The industrialisation of a country invariably provokes an opposite reaction and gives rise to a recrudescence of a certain measure of romanticism, which not infrequently finds expression in a mania for the collection of bibelots and somewhat trashy objets d’art. It is a phenomenon which recurs with each fresh migration from the land to the town. It is not the museums and the picture-galleries which attract these newcomers, but the vaults which foster the liking for the mysterious, like the blue grotto of the nymphs. The process of readjustment takes fifty or a hundred years.
Unfortunately, the period of economic and industrial progress in Germany coincided with a period of artistic hesitancy and poverty. One cannot, in justice, blame the masses, when one remembers the artistic junk with which the big industrialists filled their houses. But the latter were people of intelligence, and them I blame greatly.
The masses are still attracted by somewhat trashy art, but that has nothing in common with artistic degeneracy. If I am asked whether I am prepared to condone this, my reply is that I will condone anything which does not lead to artistic depravity.
The admiration for what we sometimes call chocolate-box beauty is not of itself vicious; it gives evidence, at least, of artistic feeling, which may well become later the basis for real taste. Permanent injury is done only by real depravity in art. It is perfectly true that we are a people of romantics, quite different from the Americans, for example, who see nothing beyond their sky-scrapers. Our romanticism has its origins in the intense appreciation of nature that is inherent in us Germans.
Properly to appreciate such artists as Weber, Ludwig Richter and the other romanticists, one must know Franconian mountains, for that is the background which gives birth to romanticism in both music and painting; and, of course, the stories and legends of our folklore also make a potent contribution.
The only romance which stirs the heart of the North American is that of the Redskin; but it is curious to note that the writer who has produced the most vivid Redskin romances is a German.
One thing the Americans have, and which we lack, is the sense of the vast open spaces. Hence the particular characteristics of our own form of nostalgia. There comes a time when this desire for expansion can no longer be contained and must burst into action.
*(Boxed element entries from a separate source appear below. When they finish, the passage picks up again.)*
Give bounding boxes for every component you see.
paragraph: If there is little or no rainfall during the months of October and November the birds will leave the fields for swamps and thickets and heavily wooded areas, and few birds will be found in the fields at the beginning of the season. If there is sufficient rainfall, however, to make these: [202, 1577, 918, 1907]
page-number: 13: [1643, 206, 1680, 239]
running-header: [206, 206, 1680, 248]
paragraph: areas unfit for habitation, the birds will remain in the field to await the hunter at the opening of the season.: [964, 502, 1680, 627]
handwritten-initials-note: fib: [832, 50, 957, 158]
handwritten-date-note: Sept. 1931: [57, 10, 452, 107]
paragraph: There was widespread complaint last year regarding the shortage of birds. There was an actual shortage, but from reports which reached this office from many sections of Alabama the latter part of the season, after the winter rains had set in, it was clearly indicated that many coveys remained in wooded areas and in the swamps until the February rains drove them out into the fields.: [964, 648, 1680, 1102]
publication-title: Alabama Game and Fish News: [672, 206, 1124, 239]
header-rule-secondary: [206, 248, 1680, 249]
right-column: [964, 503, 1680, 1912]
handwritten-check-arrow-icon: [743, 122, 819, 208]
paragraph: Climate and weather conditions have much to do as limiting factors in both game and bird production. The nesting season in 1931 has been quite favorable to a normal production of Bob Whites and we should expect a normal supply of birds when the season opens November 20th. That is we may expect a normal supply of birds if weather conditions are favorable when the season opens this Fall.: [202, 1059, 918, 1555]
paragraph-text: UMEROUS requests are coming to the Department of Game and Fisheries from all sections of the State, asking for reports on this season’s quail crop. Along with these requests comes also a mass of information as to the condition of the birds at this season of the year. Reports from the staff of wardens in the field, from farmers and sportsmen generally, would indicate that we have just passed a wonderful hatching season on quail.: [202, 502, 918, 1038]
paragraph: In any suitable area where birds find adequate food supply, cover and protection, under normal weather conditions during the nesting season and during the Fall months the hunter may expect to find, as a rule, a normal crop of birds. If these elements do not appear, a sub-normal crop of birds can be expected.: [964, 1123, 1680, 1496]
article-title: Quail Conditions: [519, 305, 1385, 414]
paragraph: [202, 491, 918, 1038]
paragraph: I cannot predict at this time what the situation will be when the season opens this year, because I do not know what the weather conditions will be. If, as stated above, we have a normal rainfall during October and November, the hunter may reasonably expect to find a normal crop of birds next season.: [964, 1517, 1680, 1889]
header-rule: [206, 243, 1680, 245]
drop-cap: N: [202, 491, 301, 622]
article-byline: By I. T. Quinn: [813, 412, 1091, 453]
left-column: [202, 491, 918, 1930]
It is an irrefutable fact that the Dutch, for example, who occupied the most densely populated portions of the German lands, were driven, centuries ago, by this irresistible desire for expansion to seek ever wider conquest abroad.
What, I wonder, would happen to us, if we had not at least the illusion of vast spaces at our disposal? For me, one of the charms of the Spessart is that one can drive there for hours on end, and never meet a soul. Our autobahns give me the same feeling; even in the more thickly populated areas they reproduce the atmosphere of the open spaces.